Credit Rating Agencies

Credit rating agencies provide assessments about the creditworthiness of bonds issued by corporations, governments by analysing financial positions of the issuer.

    • It gives information about debt payment capabilities of the issuer and related risk of default.
    • Based on the assessment by CRAs, coupon rates are decided by the issuer.
    • More is the risk; more is the coupon rate which is offered by the issuer.
    • In India, CRAs are regulated by SEBI.

Major Credit rating agencies in India

1. CRISIL

2. ICRA

3. India Rating

4. CARE

Global Credit Rating Agencies

Their credit ratings are important for global investors who want to invest in securities of some other countries.

They conduct a sovereign credit rating which is a measurement of a government’s ability to repay its debt, with a low rating indicating high credit risk.

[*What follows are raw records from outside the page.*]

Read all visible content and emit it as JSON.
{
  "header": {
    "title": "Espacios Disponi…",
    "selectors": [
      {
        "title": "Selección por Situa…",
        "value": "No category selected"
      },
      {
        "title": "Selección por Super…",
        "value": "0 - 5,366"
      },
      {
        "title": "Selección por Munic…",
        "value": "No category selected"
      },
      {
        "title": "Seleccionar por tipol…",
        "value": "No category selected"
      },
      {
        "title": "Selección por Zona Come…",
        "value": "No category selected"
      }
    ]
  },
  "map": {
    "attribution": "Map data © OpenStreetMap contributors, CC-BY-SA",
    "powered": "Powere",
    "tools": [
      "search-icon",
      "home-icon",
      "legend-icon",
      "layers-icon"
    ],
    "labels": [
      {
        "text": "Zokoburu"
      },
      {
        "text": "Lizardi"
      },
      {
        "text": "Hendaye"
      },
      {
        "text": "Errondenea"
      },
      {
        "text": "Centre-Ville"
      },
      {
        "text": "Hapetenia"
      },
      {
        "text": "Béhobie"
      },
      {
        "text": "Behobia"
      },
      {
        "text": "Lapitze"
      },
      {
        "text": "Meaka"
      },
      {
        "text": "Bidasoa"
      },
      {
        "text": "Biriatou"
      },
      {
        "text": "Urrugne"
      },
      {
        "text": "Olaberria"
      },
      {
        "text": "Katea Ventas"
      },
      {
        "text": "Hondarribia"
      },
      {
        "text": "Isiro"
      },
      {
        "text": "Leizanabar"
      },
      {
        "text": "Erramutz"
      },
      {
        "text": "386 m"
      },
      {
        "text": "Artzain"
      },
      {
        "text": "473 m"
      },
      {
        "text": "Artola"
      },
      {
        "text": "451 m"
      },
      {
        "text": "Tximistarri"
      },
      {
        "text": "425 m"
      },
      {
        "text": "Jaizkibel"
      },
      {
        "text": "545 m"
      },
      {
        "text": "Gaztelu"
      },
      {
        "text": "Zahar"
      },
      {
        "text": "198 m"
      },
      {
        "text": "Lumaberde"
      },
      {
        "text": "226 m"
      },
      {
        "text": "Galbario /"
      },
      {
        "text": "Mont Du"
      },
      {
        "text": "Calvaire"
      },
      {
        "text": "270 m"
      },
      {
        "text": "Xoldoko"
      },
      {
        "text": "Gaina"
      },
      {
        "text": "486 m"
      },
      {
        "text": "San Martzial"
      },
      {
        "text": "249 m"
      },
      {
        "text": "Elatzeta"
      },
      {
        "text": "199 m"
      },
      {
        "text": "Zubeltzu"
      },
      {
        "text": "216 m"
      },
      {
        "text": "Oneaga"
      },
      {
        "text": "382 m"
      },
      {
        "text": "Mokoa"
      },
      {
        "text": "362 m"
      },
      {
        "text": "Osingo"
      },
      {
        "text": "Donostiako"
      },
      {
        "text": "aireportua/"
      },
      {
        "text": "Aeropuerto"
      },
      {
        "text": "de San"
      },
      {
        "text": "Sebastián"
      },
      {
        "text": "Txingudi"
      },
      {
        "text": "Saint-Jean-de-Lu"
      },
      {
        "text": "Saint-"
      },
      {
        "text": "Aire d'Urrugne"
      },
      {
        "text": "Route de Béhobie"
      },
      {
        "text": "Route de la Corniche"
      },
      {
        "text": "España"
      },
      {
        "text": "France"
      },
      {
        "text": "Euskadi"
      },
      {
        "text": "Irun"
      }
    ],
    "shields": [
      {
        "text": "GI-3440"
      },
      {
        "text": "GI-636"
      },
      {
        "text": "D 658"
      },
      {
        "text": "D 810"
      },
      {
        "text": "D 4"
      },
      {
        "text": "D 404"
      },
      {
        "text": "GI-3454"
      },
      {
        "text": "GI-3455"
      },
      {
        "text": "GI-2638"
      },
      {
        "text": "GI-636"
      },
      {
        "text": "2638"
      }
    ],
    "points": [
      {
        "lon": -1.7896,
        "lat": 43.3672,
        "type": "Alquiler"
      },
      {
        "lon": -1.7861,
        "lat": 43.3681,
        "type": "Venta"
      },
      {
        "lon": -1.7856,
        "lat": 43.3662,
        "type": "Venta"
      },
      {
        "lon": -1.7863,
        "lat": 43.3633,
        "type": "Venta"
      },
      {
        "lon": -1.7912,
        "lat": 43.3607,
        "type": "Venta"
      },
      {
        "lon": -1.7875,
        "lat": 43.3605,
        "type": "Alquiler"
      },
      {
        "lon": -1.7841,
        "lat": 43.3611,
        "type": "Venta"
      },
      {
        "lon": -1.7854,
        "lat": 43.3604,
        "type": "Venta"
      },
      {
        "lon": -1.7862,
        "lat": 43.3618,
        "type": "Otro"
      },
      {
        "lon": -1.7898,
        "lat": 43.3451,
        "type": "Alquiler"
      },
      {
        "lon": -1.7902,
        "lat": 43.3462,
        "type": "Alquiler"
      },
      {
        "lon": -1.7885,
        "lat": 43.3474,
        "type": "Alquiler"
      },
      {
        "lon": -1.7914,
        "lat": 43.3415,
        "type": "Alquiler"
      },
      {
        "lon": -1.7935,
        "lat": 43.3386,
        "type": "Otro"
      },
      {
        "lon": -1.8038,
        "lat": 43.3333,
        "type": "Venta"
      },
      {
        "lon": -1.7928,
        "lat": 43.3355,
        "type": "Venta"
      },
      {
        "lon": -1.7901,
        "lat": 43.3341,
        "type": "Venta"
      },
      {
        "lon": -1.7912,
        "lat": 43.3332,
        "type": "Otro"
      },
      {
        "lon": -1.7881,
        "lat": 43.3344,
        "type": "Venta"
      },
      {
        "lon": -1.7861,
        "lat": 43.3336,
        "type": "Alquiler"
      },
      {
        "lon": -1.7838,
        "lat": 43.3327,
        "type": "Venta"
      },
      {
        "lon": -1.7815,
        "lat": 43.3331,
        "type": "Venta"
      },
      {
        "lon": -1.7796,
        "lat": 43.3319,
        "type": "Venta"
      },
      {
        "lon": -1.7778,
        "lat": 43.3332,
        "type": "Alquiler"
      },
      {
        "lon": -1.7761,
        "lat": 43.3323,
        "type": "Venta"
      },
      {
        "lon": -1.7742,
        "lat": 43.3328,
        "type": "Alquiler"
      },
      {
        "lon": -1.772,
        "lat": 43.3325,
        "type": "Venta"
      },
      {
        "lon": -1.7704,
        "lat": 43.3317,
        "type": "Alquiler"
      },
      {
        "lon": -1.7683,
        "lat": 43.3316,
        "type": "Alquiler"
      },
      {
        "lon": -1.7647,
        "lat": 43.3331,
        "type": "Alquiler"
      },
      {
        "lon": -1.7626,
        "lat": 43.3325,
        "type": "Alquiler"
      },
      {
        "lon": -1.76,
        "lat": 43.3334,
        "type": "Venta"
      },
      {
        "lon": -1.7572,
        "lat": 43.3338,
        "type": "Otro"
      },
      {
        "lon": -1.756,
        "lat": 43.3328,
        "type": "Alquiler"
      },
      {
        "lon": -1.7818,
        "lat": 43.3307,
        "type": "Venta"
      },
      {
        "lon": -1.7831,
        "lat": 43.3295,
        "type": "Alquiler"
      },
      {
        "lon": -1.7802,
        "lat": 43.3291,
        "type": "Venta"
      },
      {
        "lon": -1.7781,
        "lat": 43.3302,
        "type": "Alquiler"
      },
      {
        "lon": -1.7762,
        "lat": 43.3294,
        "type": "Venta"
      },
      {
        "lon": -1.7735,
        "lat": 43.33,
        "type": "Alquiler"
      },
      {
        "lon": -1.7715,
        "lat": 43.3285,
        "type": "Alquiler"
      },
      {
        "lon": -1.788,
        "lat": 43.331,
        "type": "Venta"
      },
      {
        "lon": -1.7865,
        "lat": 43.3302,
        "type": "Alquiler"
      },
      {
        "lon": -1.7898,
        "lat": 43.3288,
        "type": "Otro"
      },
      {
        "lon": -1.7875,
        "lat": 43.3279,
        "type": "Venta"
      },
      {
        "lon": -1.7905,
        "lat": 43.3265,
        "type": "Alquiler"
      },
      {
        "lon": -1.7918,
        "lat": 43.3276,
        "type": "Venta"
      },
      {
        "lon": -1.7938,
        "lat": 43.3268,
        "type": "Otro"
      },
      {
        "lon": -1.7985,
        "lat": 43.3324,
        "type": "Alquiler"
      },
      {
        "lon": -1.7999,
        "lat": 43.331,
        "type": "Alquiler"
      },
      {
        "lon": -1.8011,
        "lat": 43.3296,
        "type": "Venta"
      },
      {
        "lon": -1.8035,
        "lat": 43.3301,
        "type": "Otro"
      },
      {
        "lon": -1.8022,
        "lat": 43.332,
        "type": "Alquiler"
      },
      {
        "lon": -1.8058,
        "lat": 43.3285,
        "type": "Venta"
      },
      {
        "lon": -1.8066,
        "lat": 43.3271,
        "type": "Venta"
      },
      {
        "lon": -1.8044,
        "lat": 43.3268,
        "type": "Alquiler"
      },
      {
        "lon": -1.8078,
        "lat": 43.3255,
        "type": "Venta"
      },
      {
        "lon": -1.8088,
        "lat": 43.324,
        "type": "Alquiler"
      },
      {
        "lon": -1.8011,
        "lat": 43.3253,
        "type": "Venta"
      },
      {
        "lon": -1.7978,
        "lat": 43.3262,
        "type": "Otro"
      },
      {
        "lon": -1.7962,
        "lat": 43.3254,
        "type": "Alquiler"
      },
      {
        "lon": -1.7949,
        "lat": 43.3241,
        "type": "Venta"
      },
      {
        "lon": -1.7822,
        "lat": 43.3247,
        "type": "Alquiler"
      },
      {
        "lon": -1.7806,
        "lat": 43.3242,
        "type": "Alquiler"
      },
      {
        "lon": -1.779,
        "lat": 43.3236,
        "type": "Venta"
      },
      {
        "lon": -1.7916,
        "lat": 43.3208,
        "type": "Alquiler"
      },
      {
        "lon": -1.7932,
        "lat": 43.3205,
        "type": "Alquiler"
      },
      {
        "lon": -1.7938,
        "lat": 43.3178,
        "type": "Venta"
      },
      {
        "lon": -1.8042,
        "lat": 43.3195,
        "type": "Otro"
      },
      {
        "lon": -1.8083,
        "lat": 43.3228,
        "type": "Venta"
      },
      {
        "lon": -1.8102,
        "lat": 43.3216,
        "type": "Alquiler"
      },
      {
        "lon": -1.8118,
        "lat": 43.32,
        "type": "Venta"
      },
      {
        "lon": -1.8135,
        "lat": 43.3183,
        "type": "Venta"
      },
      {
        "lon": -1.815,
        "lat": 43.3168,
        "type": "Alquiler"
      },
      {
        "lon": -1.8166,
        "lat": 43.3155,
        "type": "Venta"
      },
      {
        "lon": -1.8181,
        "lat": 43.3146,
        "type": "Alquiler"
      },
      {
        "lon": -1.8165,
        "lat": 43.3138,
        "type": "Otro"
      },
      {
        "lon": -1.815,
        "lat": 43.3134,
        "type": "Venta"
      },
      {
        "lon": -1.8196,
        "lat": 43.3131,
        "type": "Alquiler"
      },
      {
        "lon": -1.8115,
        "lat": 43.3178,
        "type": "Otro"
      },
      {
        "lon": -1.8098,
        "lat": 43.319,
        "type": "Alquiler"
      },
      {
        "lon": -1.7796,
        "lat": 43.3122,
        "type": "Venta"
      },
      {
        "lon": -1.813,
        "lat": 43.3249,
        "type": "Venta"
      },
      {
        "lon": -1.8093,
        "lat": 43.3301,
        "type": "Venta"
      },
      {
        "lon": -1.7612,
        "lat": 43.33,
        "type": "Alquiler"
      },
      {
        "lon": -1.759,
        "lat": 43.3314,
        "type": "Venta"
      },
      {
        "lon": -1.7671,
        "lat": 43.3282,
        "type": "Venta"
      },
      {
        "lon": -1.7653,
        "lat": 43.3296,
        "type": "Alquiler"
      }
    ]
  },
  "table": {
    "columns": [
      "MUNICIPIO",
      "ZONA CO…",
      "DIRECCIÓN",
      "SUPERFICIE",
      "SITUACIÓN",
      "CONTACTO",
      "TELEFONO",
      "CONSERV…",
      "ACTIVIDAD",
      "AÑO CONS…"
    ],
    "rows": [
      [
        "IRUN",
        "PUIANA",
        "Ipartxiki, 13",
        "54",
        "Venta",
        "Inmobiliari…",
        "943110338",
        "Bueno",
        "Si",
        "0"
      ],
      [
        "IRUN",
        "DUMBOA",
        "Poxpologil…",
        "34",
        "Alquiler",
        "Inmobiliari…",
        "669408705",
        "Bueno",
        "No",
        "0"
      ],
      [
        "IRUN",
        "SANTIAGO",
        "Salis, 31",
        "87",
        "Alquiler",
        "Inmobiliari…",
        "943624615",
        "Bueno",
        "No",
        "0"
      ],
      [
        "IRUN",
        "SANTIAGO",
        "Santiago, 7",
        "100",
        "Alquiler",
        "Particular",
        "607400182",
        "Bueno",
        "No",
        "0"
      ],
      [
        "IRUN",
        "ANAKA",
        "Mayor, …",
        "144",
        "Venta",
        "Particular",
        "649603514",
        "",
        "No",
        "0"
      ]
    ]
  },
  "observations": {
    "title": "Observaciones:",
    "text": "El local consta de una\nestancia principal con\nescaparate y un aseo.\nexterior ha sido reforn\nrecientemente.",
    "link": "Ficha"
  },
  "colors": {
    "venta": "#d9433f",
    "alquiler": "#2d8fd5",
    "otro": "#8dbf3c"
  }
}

Major Global Credit Rating Agencies

    • S&P (Standard and Poor’s)
    • Fitch
    • Moody’s

Does India deserve a sovereign credit rating upgrade?

India’s arguments

    • India has the lowest investment grade sovereign credit rating despite India being the 5th largest economy in nominal terms (till 2024).
    • India has never defaulted on principal or interest payment dues.
    • Most of India’s public debt is in domestic market which can be easily managed without any large exposure to exchange rate risk.
    • India is one of the youngest major economies with very high long-term growth rate potential. Thus, the economy needs cheaper credit to fuel investments in the economy.

 

Global Credit Agencies’ arguments

    • India has a very high public debt (more than 80% of GDP by 2024) which necessitates fiscal consolidation and moving away from populist spendings.
    • India can witness relatively unpredictable inflation in near-term.